BUCK: We’ve been saying recession. I’m not an economist, Clay, neither are you. We know a lot of stuff about a lot of things, but we’ve been saying recession since January, basically, and Kudlow is a very smart guy, as we all know. He understands this all very well. This is what we’re heading toward. And the funny thing — not funny, haha, but it would be odd — is to watch and listen to the Biden administration trying to explain. “Recession is just a natural part of life, folks. You know, this is the responsible thing for us to be handling right now. The Biden recession is actually evidence of how smart the people in charge really are.”

CLAY: So for people out there who are like, “Hey, what is the technical definition of a recession?” It’s two straight quarters of declining GDP growth. We already have posted minus 1.9% growth in the first quarter. And it feels to come, Buck, that we are already squarely into the second quarter now, and those numbers are likely to be down again. That is April, May, and June. When these numbers exactly will come out, we don’t know. But, Buck, it feels to me, that we’re already in a recession, right? And the challenge that we’re going to have is, let’s use housing prices, for example, as a rough approximation right now.
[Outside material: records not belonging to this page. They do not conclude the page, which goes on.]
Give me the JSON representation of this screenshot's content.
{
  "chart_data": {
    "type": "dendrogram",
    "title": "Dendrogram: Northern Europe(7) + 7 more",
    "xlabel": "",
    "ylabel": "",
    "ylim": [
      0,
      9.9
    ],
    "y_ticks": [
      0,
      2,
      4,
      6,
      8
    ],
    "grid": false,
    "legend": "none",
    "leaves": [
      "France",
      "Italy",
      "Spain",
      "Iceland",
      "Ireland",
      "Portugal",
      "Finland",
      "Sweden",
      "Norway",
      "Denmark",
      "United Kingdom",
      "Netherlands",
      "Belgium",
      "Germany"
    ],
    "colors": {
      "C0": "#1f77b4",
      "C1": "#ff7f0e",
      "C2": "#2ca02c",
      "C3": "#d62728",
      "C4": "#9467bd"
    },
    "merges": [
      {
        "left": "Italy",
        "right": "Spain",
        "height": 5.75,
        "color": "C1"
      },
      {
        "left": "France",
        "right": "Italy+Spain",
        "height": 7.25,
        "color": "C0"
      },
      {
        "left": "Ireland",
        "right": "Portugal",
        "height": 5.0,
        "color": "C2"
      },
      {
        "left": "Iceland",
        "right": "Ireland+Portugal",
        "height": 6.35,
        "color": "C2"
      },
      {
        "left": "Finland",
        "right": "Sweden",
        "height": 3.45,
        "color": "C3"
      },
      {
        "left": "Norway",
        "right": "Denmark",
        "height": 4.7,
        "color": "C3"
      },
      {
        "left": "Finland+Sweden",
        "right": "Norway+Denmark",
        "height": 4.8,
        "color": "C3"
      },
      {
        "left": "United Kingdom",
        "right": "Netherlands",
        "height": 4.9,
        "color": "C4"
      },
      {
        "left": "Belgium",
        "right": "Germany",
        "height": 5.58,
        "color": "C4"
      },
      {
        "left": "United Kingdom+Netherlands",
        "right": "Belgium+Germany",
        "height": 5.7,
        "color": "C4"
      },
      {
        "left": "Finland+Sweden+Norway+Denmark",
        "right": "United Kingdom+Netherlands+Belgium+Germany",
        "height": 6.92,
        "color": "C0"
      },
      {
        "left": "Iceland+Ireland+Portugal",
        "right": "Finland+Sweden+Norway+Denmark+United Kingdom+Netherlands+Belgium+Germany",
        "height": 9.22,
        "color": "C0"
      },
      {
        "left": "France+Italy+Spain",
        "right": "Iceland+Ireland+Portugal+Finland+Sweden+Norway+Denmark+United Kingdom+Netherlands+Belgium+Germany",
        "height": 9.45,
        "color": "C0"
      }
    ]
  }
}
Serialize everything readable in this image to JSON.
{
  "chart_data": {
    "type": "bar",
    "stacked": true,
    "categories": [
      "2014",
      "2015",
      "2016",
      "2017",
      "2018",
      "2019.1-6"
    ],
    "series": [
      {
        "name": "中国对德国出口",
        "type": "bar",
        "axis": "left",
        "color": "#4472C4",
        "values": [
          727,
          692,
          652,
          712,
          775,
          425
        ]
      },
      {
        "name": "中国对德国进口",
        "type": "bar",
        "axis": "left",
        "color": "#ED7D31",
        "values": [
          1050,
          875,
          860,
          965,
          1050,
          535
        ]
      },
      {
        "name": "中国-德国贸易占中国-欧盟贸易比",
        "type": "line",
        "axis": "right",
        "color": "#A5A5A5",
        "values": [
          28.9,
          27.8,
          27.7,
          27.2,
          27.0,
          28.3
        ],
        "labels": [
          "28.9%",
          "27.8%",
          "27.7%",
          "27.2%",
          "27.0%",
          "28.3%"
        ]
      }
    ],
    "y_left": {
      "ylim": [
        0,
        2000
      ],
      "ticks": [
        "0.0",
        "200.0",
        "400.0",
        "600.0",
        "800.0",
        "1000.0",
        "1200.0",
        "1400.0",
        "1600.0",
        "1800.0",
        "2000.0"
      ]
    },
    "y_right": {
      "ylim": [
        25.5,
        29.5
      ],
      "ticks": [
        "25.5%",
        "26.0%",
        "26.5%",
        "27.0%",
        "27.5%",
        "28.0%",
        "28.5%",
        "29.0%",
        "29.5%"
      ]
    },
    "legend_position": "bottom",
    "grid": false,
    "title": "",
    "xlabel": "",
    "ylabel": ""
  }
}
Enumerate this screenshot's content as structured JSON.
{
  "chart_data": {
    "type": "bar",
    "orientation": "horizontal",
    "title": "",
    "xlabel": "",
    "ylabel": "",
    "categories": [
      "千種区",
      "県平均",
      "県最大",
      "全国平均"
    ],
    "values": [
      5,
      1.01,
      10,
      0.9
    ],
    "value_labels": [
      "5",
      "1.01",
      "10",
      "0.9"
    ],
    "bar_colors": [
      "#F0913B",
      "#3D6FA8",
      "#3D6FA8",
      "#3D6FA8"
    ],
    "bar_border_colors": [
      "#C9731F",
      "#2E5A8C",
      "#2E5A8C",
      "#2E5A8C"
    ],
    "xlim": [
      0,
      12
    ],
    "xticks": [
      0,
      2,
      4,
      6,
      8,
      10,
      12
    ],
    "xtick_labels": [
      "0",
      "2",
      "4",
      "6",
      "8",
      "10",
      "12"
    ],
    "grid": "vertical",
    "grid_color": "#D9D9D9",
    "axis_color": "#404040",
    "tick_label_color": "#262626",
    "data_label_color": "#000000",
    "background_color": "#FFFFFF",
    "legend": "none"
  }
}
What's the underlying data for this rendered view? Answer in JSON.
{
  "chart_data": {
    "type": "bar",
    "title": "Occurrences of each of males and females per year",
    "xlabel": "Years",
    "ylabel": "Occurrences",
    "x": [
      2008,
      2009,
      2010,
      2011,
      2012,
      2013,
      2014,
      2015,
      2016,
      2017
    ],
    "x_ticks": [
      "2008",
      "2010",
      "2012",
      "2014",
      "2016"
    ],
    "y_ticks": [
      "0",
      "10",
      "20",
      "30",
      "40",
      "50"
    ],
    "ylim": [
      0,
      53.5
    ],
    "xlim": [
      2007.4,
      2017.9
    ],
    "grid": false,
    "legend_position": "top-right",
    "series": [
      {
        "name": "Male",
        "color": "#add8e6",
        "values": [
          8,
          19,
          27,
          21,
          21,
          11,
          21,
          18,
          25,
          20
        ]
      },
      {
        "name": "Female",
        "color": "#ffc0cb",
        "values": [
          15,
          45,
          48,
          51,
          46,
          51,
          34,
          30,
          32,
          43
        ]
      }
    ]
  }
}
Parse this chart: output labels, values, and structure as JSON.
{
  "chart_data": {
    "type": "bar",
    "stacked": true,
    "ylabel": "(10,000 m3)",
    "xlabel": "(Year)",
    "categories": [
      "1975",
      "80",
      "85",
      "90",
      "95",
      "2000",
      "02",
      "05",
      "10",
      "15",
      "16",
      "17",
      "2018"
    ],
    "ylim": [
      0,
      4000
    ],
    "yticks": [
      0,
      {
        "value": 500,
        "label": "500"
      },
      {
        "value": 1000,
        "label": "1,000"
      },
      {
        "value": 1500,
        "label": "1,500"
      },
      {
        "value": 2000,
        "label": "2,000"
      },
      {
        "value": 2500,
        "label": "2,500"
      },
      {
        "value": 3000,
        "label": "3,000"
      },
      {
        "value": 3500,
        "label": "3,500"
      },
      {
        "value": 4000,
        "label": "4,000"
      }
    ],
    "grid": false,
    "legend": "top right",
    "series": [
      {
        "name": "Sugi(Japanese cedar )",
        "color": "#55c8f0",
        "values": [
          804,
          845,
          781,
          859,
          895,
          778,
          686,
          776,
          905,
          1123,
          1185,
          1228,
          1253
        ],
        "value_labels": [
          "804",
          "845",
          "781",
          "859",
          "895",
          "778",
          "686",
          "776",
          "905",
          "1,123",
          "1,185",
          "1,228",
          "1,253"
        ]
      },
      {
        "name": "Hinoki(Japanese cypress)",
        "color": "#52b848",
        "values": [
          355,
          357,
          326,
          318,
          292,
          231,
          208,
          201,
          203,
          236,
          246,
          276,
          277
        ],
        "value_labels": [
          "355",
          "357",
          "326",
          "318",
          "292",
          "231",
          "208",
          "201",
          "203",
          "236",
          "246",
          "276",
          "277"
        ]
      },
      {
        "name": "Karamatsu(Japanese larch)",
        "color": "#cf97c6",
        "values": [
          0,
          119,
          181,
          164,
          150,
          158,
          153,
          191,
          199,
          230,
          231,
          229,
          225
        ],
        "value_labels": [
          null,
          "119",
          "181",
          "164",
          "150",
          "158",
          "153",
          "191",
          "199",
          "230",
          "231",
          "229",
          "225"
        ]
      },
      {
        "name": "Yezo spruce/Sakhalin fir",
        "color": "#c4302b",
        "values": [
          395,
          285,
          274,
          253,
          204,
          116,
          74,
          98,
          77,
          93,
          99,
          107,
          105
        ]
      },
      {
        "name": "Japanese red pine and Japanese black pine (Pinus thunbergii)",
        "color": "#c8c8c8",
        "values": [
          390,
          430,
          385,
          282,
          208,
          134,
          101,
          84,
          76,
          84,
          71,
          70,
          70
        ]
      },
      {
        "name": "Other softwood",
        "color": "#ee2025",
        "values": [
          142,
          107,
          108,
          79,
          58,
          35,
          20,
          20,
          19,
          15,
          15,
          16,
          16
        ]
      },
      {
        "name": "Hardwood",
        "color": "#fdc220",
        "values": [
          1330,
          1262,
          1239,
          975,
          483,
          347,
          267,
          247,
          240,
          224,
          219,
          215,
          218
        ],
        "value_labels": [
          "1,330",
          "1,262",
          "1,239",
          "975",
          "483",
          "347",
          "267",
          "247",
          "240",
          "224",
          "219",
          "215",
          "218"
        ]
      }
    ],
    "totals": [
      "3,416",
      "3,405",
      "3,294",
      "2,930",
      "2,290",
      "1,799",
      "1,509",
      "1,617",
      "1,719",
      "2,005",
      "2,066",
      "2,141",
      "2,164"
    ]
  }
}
When you decide that you’re going to drastically increase the overall interest rates, you’re taking a lot of air out of a lot. And if you see right now, what’s going on in the housing market. We basically pop the bubble. Nobody is going out and getting mortgages. The amount of transitions going on in terms of the housing market, I think, are going to drastically decline in terms of the numbers of people that are buying. A lot of people — we’ll talk about this in a sec — are maybe not going to move. Because they have a two or 3% interest rate. Fifteen or 30-year. And they say, “Man, I don’t want to move, because now I will have to 5.5% or 6% on that interest.” It’s a big issue, and everything is falling apart. Let’s be honest.

BUCK: This matters to people.

CLAY: Yes

BUCK: What Mark Meadows texted Trump 18 months ago —

CLAY: Eighteen months ago.

BUCK: — about, “Hey, sir…” That just doesn’t matter to people, despite Democrats trying so desperately to make it so.